Frankfurt (Reuters) - Der Autobauer Mercedes-Benz kämpft sich weiter durch ein Krisenjahr mit Absatzeinbruch in China, Zollerhöhungen der USA und einem erneut drohenden Halbleitermangel.

Im dritten Quartal brach das Betriebsergebnis wegen hoher Sondereffekte, etwa den Kosten des laufenden Stellenabbaus, zum Vorjahreszeitraum um 70 Prozent auf 750 Millionen Euro ein. Bereinigt um die Einmaleffekte von 1,35 Milliarden Euro schrumpfte der Gewinn wegen sinkender Verkäufe in China und wegen des US-Importzolls um 17 Prozent auf 2,1 Milliarden Euro. Mercedes-Chef Ola Källenius sagte, der Dax-Konzern werde durch Sparen und das Erneuern des Modellportfolios widerstandsfähiger. Es gelte, sich an eine neue Welthandelsordnung anzupassen. "Das Tier, das sich anpassen kann, ist dasjenige, das in der Evolution überlebt und gedeihen kann." Källenius bekräftigte die Prognose für das Gesamtjahr eines deutlichen Rückgangs von Absatz, Umsatz und Vorsteuergewinn, was in Bezug auf das Ergebnis ein Minus von über 15 Prozent wäre.

Mercedes-Aktien stiegen dennoch um knapp sechs Prozent, da die Anleger vor allem auf die Rendite im Hauptgeschäftsfeld Mercedes-Benz Cars achteten. Die Schwaben hatten die Prognose dafür im Juli um zwei Prozentpunkte auf vier bis sechs Prozent gesenkt, weil bis zu zwei Prozentpunkte der Marge von höheren US-Zöllen zunichtegemacht werden.

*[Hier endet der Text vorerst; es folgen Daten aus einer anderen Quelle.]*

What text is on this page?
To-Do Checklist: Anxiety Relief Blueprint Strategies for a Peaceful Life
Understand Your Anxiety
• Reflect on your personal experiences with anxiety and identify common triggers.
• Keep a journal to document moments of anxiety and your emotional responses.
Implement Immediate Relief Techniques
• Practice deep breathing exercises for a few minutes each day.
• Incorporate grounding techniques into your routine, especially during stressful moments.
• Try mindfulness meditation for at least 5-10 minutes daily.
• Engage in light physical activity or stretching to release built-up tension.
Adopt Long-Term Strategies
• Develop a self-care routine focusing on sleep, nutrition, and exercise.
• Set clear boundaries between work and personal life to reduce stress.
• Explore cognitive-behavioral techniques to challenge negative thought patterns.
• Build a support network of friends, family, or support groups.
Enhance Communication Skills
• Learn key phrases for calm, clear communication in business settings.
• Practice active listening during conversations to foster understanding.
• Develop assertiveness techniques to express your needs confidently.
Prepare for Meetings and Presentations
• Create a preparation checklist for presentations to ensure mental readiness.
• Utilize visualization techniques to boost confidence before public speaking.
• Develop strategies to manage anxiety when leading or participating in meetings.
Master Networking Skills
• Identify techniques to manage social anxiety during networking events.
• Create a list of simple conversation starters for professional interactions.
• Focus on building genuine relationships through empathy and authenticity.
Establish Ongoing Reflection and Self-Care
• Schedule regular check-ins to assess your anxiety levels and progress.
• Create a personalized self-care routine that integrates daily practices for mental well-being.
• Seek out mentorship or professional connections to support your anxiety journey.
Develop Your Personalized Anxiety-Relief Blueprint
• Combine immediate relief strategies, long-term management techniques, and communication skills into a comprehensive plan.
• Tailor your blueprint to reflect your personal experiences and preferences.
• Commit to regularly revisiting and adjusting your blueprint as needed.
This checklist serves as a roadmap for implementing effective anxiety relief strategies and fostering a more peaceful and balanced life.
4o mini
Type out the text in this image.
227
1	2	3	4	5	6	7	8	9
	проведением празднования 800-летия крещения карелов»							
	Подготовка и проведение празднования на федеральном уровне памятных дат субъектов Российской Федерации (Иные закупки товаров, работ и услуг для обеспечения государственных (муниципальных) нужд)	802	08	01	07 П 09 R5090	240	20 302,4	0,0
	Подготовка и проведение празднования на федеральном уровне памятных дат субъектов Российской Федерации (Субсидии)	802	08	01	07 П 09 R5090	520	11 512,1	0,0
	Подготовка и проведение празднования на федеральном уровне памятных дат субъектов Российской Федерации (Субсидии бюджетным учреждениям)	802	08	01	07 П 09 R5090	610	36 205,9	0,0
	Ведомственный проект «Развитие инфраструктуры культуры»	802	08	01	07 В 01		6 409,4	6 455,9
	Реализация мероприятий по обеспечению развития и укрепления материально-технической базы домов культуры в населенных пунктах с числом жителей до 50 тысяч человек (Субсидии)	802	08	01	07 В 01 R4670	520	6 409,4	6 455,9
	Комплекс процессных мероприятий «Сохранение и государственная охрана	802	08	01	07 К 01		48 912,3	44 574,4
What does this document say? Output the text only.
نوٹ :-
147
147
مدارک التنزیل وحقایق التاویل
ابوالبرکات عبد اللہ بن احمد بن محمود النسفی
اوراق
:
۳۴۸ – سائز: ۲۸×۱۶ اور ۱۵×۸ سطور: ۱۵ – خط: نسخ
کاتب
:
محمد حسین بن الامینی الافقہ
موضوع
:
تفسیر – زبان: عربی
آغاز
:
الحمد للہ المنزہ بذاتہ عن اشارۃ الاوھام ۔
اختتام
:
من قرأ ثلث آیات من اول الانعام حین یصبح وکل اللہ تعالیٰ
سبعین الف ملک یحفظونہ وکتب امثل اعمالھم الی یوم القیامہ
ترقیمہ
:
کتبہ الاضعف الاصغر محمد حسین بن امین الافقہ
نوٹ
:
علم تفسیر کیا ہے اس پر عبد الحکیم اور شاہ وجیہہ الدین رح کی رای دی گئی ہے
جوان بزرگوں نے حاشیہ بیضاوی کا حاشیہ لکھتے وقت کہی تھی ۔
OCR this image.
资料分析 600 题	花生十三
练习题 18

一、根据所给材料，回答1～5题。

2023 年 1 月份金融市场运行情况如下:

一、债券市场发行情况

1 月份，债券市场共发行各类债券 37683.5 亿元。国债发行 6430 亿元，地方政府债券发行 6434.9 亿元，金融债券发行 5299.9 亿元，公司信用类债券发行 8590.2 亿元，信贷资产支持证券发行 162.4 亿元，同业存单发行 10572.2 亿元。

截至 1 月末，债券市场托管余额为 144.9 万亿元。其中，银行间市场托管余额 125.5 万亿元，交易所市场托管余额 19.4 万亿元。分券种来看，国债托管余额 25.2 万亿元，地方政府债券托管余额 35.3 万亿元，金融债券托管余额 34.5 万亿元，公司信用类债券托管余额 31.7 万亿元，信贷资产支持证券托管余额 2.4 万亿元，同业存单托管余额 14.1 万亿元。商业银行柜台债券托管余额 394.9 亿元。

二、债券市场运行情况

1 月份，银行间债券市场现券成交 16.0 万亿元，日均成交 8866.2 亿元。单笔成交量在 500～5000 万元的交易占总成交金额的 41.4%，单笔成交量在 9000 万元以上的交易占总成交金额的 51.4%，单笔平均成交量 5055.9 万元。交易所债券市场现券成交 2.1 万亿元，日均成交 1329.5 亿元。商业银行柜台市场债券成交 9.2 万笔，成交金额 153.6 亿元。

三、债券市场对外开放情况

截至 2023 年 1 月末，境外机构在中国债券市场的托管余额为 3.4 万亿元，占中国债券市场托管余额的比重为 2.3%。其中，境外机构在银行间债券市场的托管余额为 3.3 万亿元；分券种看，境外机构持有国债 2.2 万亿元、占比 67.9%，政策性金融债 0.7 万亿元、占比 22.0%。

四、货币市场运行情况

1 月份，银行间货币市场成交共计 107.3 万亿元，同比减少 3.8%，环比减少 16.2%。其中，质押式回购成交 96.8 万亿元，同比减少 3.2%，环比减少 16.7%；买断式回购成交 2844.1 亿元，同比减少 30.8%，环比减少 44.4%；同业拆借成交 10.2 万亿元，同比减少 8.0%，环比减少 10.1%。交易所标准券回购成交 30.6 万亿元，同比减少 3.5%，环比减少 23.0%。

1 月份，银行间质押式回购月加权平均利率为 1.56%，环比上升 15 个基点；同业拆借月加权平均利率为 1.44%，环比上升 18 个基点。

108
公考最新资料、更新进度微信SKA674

Im dritten Quartal waren es 4,8 Prozent Umsatzrendite, auch dank guter Verkäufe profitabler Top-Modelle wie S-Klasse und Maybach. Analysten hatten mit weniger gerechnet. Für Kauflaune sorgte der Start des angekündigten Aktienrückkaufs Anfang November. Zunächst werden zwei von geplanten fünf Milliarden Euro dafür ausgegeben. "Ihr liefert eindeutig, was Ihr uns versprochen habt", lobte Deutsche-Bank-Analyst Tim Rokossa.

ABFINDUNGSPROGRAMM

Finanzchef Harald Wilhelm zufolge kommt Mercedes mit dem im Februar vorgestellten Plan, die Kosten bis 2027 um fünf Milliarden Euro zu senken, gut voran. Neben Einsparungen im Einkauf, Effizienzen in Produktion und Entwicklung gehört dazu ein umfangreicher Abbau von Arbeitsplätzen in der Verwaltung. So bot das Unternehmen rund 40.000 Beschäftigten außerhalb der Produktion in Deutschland an, gegen eine Abfindung freiwillig zu gehen. Wie viele von dem "respektablen Package" Gebrauch machen, wollte Källenius nicht sagen. Nach einem Bericht des "Handelsblatt" schlugen schon rund 4000 Mitarbeitende von noch rund 115.000 Beschäftigten zu Jahresbeginn ein.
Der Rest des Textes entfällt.